Topics covered in this section:

  • Classification of brain-computer interfaces (BCI)
  • EEG preprocessing methods for BCIs
  • Brain activity pattern recognition and classification in multichannel data
  • BCI applications

What forms of evaluation were used to test students’ performance in this section?

Yes/No
Development of individual parts of software product code 0
Homework and group projects 1
Midterm evaluation 0
Testing (written or computer based) 0
Reports 1
Essays 0
Oral polls 1
Discussions 1

Typical questions for ongoing performance evaluation within this section

  1. Name brain activity patterns for control commands for BCI
  2. Describe the functional model of reactive BCI
  3. Describe the speller based on P300 potential recognition
  4. Describe the process of generation and detection of sensorimotor rhythm

Typical questions for seminar classes (labs) within this section

  1. Create an artificial neural network with 31 input and 1 output neurons to work with EEG data.
  2. Train the artificial neural network for recognition of EEG patterns corresponding to the human’s movement of left or right leg by half of the data.
  3. Apply the trained artificial neural network to the rest of the data.
  4. Estimate the accuracy of the recognition.

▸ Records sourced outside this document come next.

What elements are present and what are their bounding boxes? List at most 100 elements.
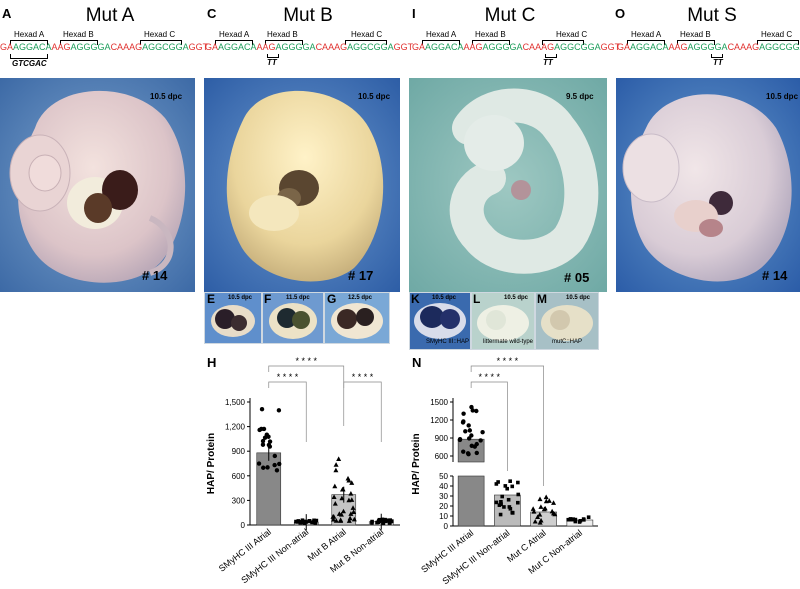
data-point [566, 517, 571, 522]
stage-label: 10.5 dpc [150, 92, 183, 101]
y-tick-label: 1,200 [225, 423, 246, 432]
data-point [265, 465, 270, 470]
data-point [310, 520, 314, 525]
data-point [474, 408, 479, 414]
data-point [516, 500, 520, 505]
data-point [260, 442, 266, 447]
data-point [294, 519, 298, 524]
panel-letter-a: A [2, 6, 12, 21]
significance-label: * * * * [295, 356, 317, 366]
data-point [338, 517, 344, 522]
panel-title-mut-b: Mut B [283, 5, 333, 26]
data-point [502, 505, 506, 509]
data-point [377, 518, 381, 523]
dna-sequence: GAAGGACAAAGAGGGGACAAAGAGGCGGAGGT [412, 42, 621, 52]
stage-label: 11.5 dpc [286, 295, 310, 301]
y-tick-label: 50 [439, 472, 448, 481]
data-point [530, 506, 536, 511]
panel-letter-h: H [207, 355, 217, 370]
data-point [348, 511, 354, 516]
y-tick-label: 30 [439, 492, 448, 501]
y-tick-label: 600 [232, 472, 246, 481]
mutation-label: TT [713, 58, 723, 67]
data-point [467, 428, 473, 433]
bar-lower [457, 475, 485, 527]
data-point [333, 462, 339, 467]
mutation-label: TT [267, 58, 277, 67]
data-point [381, 521, 386, 526]
data-point [552, 511, 558, 517]
data-point [531, 509, 537, 514]
significance-label: * * * * [478, 372, 500, 382]
data-point [500, 494, 505, 499]
data-point [339, 495, 345, 501]
data-point [510, 484, 515, 489]
data-point [496, 480, 500, 484]
y-tick-label: 20 [439, 502, 448, 511]
stage-label: 9.5 dpc [566, 92, 594, 101]
data-point [543, 494, 549, 500]
data-point [532, 518, 538, 524]
data-point [549, 508, 555, 514]
data-point [380, 517, 385, 522]
panel-letter-k: K [411, 292, 420, 306]
dna-sequence: GAAGGACAAAGAGGGGACAAAGAGGCGGAGGT [0, 42, 209, 52]
data-point [508, 507, 513, 511]
y-tick-label: 0 [444, 522, 449, 531]
data-point [461, 411, 466, 416]
dna-sequence: GAAGGACAAAGAGGGGACAAAGAGGCGGAGGT [205, 42, 414, 52]
panel-letter-f: F [264, 292, 272, 306]
data-point [573, 519, 578, 524]
data-point [466, 423, 471, 428]
y-tick-label: 900 [232, 447, 246, 456]
data-point [535, 514, 541, 520]
data-point [537, 512, 543, 517]
data-point [474, 441, 479, 447]
heart-photo-g [324, 292, 390, 344]
embryo-id: # 14 [762, 268, 788, 283]
data-point [266, 434, 271, 439]
data-point [307, 519, 312, 523]
significance-label: * * * * [497, 356, 519, 366]
data-point [543, 498, 549, 504]
data-point [345, 475, 351, 481]
embryo-id: # 14 [142, 268, 168, 283]
photo-caption: SMyHC III::HAP [426, 339, 470, 345]
embryo-id: # 05 [564, 270, 590, 285]
data-point [507, 505, 512, 509]
stage-label: 10.5 dpc [566, 295, 591, 301]
heart-photo-f [262, 292, 324, 344]
stage-label: 12.5 dpc [348, 295, 373, 301]
hexad-a-label: Hexad A [631, 30, 662, 39]
embryo-photo-mut-s [616, 78, 800, 292]
data-point [461, 419, 466, 424]
data-point [571, 517, 576, 521]
embryo-id: # 17 [348, 268, 374, 283]
hexad-b-label: Hexad B [267, 30, 298, 39]
heart-photo-e [204, 292, 262, 344]
hexad-b-label: Hexad B [475, 30, 506, 39]
data-point [463, 429, 468, 434]
photo-caption: mutC::HAP [552, 339, 583, 345]
data-point [541, 506, 547, 512]
data-point [480, 429, 485, 435]
data-point [336, 511, 342, 516]
hexad-a-label: Hexad A [219, 30, 250, 39]
data-point [497, 503, 502, 507]
x-tick-label: SMyHC III Non-atrial [440, 528, 511, 587]
data-point [272, 462, 277, 468]
data-point [516, 480, 520, 485]
panel-title-mut-a: Mut A [85, 5, 135, 26]
y-tick-label: 900 [435, 434, 449, 443]
data-point [469, 404, 474, 410]
embryo-photo-mut-a [0, 78, 195, 292]
heart-photo-l [471, 292, 535, 350]
significance-label: * * * * [277, 372, 299, 382]
x-tick-label: SMyHC III Non-atrial [239, 527, 310, 586]
panel-letter-n: N [412, 355, 422, 370]
data-point [261, 426, 267, 432]
data-point [333, 518, 339, 523]
data-point [351, 509, 357, 514]
data-point [348, 491, 354, 496]
data-point [277, 461, 282, 467]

Test questions for final assessment in this section

  1. Describe typical functional model of BCI.
  2. What is difference between active and passive BCIs?.
  3. Which of the following is a event-related potential?
    • Cortical potential
    • P300 evoked potential
    • Event-related synchronization/desynchronization (ERS/ERD)
    • Eye movement artefact

Section 6

Section title:

Brain diseases and neurorehabilitation

Topics covered in this section:

  • Types of nervous diseases
  • Epilepce
  • Neurodegenerative diseases
  • Stroke and impaired motor function
  • Neurorehabilitation

What forms of evaluation were used to test students’ performance in this section?

Yes/No
Development of individual parts of software product code 0
Homework and group projects 0
Midterm evaluation 0
Testing (written or computer based) 1
Reports 1
Essays 0
Oral polls 1
Discussions 1

Typical questions for ongoing performance evaluation within this section

  1. Is it possible to use the brain-computer interface to treat epilepsy?
  2. What are the main features of Parkinson’s disease?
  3. Describe the role of modern neuroimaging techniques in the diagnosis of nervous diseases
  4. Describe the main neurorehabilitation methods.

Test questions for final assessment in this section

  1. How can epilepsy be diagnosed?
  2. Name pros and cons of exoskeleton-based rehabilitation after stroke.
  3. What are the main features of Alzheimer’s disease?